Regarding $∠EBC=92^0$:
Doesn't the problem figure contradicts the fact that an angle inscribed across a circle's diameter is always a right angle?

...but we are not told if $AC$ is the diameter of the circle. We have only been given an indication of the tangent line, that is line $ECF$.

 

[Heisenberg x Shrek]

Regarding $∠EBC=92^0$:
Doesn't the problem figure contradicts the fact that an angle inscribed across a circle's diameter is always a right angle?

AC isn't a diameter, that was never mentioned

 

[SammyS]

Homework Statement:: See attached
Relevant Equations:: Deductive Geometry- Alternate segment theorem

Question;

View attachment 315298

Text Solution;

View attachment 315299

My reasoning;
$∠ABC= 180^0 -(32^0+60^0)$
=$88^0$

$∠ABC=∠ACF=88^0$ (Alternate segment theorem).

$∠EBC=92^0$ i.e angles lying on a straight line and $∠BCE=180^0 -(88^0+60^0)=32^0$ therefore;
$∠BEC=180^0 -(32^0+92^0)=56^0$
$∠ECA=∠ADC=32^0+60^0=92^0$ (by Alternate segment theorem).

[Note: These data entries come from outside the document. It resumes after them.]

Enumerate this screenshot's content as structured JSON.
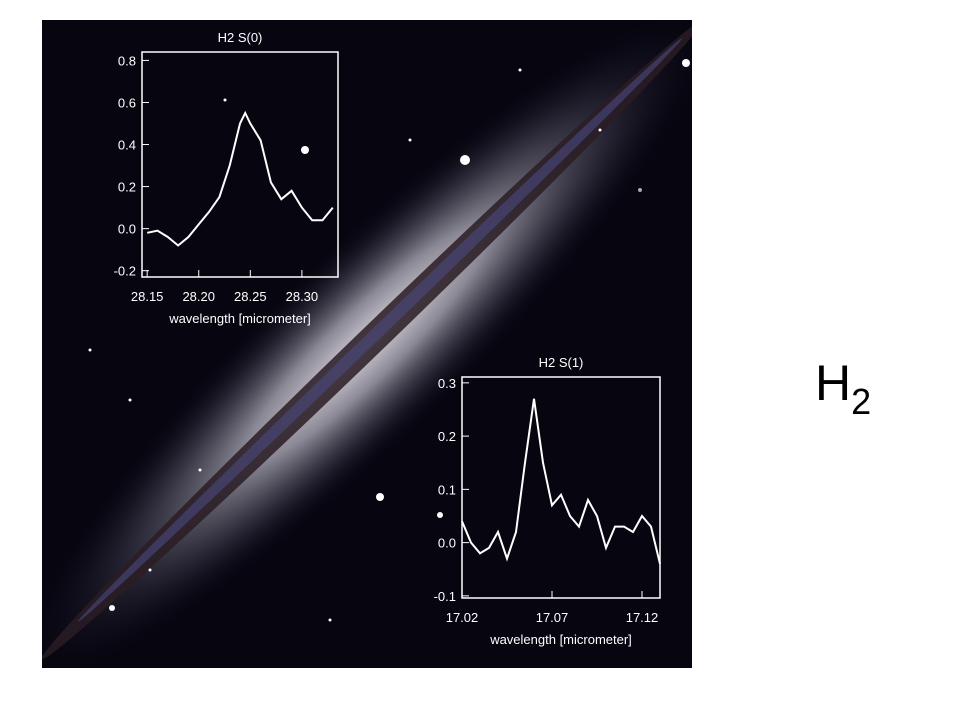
{
  "chart_data": [
    {
      "type": "line",
      "title": "H2 S(0)",
      "xlabel": "wavelength [micrometer]",
      "color": "#ffffff",
      "x": [
        28.15,
        28.16,
        28.17,
        28.18,
        28.19,
        28.2,
        28.21,
        28.22,
        28.23,
        28.24,
        28.245,
        28.25,
        28.26,
        28.27,
        28.28,
        28.29,
        28.3,
        28.31,
        28.32,
        28.33
      ],
      "values": [
        -0.02,
        -0.01,
        -0.04,
        -0.08,
        -0.04,
        0.02,
        0.08,
        0.15,
        0.3,
        0.5,
        0.55,
        0.5,
        0.42,
        0.22,
        0.14,
        0.18,
        0.1,
        0.04,
        0.04,
        0.1
      ],
      "xlim": [
        28.145,
        28.335
      ],
      "ylim": [
        -0.23,
        0.84
      ],
      "xticks": [
        28.15,
        {
          "value": 28.2,
          "label": "28.20"
        },
        28.25,
        {
          "value": 28.3,
          "label": "28.30"
        }
      ],
      "yticks": [
        -0.2,
        {
          "value": 0,
          "label": "0.0"
        },
        0.2,
        0.4,
        0.6,
        0.8
      ]
    },
    {
      "type": "line",
      "title": "H2 S(1)",
      "xlabel": "wavelength [micrometer]",
      "color": "#ffffff",
      "x": [
        17.02,
        17.025,
        17.03,
        17.035,
        17.04,
        17.045,
        17.05,
        17.055,
        17.06,
        17.065,
        17.07,
        17.075,
        17.08,
        17.085,
        17.09,
        17.095,
        17.1,
        17.105,
        17.11,
        17.115,
        17.12,
        17.125,
        17.13
      ],
      "values": [
        0.04,
        0.0,
        -0.02,
        -0.01,
        0.02,
        -0.03,
        0.02,
        0.15,
        0.27,
        0.15,
        0.07,
        0.09,
        0.05,
        0.03,
        0.08,
        0.05,
        -0.01,
        0.03,
        0.03,
        0.02,
        0.05,
        0.03,
        -0.04
      ],
      "xlim": [
        17.02,
        17.13
      ],
      "ylim": [
        -0.104,
        0.311
      ],
      "xticks": [
        17.02,
        17.07,
        17.12
      ],
      "yticks": [
        -0.1,
        {
          "value": 0,
          "label": "0.0"
        },
        0.1,
        0.2,
        0.3
      ]
    }
  ],
  "label": {
    "text": "H",
    "subscript": "2"
  }
}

Cheers...there may be another way of looking at this...

You are correct that angles $∠ACF=88^\circ$ and $∠EBC=92^\circ$ .
However, your reasoning leading to determining angle $∠BCE$ is faulty, because you do not know a value for angle $∠ACF$ either.

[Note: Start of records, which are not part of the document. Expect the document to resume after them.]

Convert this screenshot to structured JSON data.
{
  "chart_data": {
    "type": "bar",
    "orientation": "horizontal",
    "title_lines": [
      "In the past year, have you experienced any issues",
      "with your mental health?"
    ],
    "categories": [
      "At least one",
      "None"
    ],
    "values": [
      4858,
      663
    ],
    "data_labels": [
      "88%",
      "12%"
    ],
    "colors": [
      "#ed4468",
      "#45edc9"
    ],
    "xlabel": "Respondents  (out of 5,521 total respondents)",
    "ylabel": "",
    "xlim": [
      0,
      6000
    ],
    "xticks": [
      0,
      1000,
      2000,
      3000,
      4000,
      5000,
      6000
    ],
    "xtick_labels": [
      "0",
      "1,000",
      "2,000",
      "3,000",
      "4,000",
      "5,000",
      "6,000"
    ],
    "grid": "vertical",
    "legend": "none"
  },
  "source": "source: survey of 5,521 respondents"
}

An angle you can easily determine is $∠ADC$. (There's a cyclic quadrilateral involved.)

 

[chwala]

You are correct that angles $∠ACF=88^\circ$ and $∠EBC=92^\circ$ .
However, your reasoning leading to determining angle $∠BCE$ is faulty, because you do not know a value for angle $∠ACF$ either.

An angle you can easily determine is $∠ADC$. (There's a cyclic quadrilateral involved.)

@sammy but we know that $∠ECA=∠ADC$ using the alternate segment theorem. Angle $BCE=32^0.$ I do not need $∠ACF$ to determine this.

 

[chwala]

...Just thinking is it possible to determine all the angles in the given diagram? my thinking is as shown on the diagram below;

My reasoning being $∠EBC$ is similar to $∠ADC$ they have a common angle i.e $92^0$.

$∠CAD=DCF=BEC=56^0$

$∠ACD=88^0 - ∠DCF=32^0$

 

[SammyS]

@sammy but we know that $∠ECA=∠ADC$ using the alternate segment theorem. Angle $BCE=32^0.$ I do not need $∠ACF$ to determine this.

Apologies !

I overlooked your reasoning establishing that $∠ABC=∠ACF$ .

 

[SammyS]

...Just thinking is it possible to determine all the angles in the given diagram? my thinking is as shown on the diagram below;

My reasoning being $∠EBC$ is similar to $∠ADC$ they have a common angle i.e $92^0$.

$∠CAD=DCF=BEC=56^0$

$∠ACD=88^0 - ∠DCF=32^0$

Yes, $∠CAD=∠DCF$ .

But no, you can not determine $∠ACD$ , $∠CAD$ , nor $∠DCF$ .